La storia di un intruso, Matteo Renzi

Perché se n’è andato? La risposta prevalente, soprattutto quella degli “ex-amici”, è che “è incomprensibile”, che “non si capisce”. Si tratta di eufemismi per dire che, in realtà, Renzi è ambizioso, autocentrato, avventuriero, trasformista, assetato di potere, disperato… La psico-banalisi di Recalcati applicata alla politica ha sostituito l’analisi. Sarebbe assai più intelligente seguire l’antico consiglio di Spinoza: nec ridere, nec lugere, sed intelligere!

L’uscita di Renzi dal PD e la storia recente

Viene meglio se ripassiamo la storia di questi anni. Renzi ha conquistato il PD, lanciando ripetutamente un’Opa ostile verso l’intero gruppo dirigente storico, nato dalla fusione tra ex-PCI e ex-DC. La parola d’ordine era una variante dell’attacco populistico grillino e della sinistra populista (I Girotondi) alla Casta: “la rottamazione”, declinazione lessicale appena un po’ più gentile del “Vaffa”. Renzi chiedeva/praticava la transizione dal “caminetto” alla “leadership”.

In questione c’era l’impianto culturale e programmatico tradizionale di PCI e DC, ma soprattutto la forma-partito.

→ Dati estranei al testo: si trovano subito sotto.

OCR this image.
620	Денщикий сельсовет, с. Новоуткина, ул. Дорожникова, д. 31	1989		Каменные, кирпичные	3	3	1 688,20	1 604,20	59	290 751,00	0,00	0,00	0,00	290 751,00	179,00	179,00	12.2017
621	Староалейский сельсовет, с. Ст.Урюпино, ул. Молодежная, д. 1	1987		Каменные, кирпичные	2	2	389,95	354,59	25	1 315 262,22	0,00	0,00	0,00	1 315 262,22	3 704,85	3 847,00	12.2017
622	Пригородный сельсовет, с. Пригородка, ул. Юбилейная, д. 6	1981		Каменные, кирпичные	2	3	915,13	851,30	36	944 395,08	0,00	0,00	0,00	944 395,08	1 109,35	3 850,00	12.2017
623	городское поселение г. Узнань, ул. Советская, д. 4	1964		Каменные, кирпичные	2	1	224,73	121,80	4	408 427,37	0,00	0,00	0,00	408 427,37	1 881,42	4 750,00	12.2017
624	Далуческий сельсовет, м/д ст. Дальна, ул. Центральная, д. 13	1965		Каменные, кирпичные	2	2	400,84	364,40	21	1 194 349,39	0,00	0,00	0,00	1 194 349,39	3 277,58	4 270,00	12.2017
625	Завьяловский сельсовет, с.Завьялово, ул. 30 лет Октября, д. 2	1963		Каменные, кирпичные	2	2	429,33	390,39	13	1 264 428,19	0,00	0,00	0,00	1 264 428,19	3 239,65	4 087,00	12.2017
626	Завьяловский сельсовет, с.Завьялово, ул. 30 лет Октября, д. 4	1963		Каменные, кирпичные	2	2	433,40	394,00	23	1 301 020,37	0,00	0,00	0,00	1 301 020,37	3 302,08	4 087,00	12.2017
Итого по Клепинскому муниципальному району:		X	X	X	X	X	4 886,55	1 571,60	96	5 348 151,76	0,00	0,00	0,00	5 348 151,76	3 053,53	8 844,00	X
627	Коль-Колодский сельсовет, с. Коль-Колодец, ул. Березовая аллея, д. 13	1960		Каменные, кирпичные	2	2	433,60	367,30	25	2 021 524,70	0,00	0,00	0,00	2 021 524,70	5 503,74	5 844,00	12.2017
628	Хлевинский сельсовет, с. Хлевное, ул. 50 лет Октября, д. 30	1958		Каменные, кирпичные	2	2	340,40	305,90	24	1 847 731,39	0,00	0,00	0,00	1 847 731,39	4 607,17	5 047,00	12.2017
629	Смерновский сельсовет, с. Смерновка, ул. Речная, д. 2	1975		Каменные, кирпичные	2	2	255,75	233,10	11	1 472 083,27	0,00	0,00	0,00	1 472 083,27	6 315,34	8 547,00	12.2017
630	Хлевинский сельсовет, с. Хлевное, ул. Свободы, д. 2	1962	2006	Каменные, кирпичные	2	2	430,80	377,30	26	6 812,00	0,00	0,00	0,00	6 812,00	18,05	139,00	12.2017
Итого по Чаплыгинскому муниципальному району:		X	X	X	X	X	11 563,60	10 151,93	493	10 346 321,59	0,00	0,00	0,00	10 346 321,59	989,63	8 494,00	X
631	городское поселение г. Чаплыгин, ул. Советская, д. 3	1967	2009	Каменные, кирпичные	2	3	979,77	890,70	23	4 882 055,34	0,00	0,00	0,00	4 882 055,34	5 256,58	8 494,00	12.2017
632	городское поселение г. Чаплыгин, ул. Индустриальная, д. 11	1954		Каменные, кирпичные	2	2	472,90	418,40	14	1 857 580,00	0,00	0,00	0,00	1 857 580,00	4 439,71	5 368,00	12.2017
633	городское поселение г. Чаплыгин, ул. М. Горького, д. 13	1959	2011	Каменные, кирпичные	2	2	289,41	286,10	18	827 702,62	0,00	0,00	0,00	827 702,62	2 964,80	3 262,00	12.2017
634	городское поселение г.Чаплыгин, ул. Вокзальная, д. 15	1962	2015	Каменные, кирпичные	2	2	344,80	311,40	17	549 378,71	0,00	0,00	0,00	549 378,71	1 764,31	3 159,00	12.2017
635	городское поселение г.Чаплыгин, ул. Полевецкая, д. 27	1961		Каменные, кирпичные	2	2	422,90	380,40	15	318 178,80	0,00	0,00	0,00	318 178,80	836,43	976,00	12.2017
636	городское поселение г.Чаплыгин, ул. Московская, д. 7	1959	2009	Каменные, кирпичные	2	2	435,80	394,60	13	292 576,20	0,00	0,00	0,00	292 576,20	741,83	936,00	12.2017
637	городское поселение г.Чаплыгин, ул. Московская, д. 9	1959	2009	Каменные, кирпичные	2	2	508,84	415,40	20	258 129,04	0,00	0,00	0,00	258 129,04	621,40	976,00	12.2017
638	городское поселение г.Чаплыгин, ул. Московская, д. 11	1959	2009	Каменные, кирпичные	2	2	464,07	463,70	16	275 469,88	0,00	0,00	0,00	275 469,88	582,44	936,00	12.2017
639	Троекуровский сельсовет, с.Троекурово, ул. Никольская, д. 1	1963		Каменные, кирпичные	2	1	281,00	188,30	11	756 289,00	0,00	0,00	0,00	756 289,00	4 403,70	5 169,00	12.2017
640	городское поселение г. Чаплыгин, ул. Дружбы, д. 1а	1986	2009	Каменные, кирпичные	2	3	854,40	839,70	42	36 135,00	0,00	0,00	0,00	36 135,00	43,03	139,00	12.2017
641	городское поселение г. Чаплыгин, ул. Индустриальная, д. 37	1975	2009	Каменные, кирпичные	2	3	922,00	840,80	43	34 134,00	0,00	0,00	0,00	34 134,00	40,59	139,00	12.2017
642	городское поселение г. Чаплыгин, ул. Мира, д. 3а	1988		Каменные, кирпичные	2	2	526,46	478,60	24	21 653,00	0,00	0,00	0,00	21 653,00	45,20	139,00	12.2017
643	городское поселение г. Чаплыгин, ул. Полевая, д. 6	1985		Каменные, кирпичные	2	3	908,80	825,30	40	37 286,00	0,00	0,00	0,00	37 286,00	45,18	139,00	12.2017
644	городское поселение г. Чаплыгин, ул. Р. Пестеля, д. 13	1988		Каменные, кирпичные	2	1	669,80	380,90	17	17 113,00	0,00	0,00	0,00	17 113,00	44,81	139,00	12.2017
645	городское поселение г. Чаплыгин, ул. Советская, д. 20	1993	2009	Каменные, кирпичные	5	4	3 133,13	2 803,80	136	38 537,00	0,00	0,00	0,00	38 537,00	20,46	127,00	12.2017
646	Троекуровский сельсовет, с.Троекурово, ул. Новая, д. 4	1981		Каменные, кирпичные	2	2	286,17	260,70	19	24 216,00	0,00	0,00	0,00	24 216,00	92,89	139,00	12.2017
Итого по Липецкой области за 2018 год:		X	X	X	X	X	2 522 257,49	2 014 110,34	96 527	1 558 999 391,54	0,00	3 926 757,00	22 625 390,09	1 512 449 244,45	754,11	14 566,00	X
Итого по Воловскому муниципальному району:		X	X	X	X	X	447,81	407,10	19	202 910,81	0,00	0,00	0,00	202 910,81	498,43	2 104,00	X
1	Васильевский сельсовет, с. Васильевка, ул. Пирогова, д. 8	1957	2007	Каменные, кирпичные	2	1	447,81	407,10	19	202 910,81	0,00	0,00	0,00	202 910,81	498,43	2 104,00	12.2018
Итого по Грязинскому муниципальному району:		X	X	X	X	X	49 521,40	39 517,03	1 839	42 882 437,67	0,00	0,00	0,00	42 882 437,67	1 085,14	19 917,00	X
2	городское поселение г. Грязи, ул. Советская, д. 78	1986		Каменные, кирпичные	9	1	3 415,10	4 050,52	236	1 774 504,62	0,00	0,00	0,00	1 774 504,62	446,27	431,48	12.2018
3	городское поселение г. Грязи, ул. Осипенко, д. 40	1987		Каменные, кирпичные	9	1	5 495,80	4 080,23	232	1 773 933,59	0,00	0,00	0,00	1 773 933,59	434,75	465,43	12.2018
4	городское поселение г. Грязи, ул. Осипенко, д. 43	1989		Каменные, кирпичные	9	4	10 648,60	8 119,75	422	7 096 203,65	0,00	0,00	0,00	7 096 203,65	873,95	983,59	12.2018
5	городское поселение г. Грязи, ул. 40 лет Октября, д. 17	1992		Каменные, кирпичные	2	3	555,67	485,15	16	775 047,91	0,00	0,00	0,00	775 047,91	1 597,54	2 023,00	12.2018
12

L’assalto ebbe successo, al secondo round, tra gli iscritti, ma non tra i gruppi dirigenti, non tra gli apparati, non tra i capi-corrente. I guai per “il guitto” fiorentino incominciarono quando mise in discussione il rapporto con la constituency storica del PD, cioè con i sindacati, in primo luogo con la CGIL: abolizione dell’Art. 18 e Jobs Act. Rispetto al vecchio PCI, il PDS-DS-PD era diventato la cinghia di trasmissione del sindacato verso il governo. La pretesa renziana di re-invertire il senso di rotazione della cinghia fu considerata sacrilega.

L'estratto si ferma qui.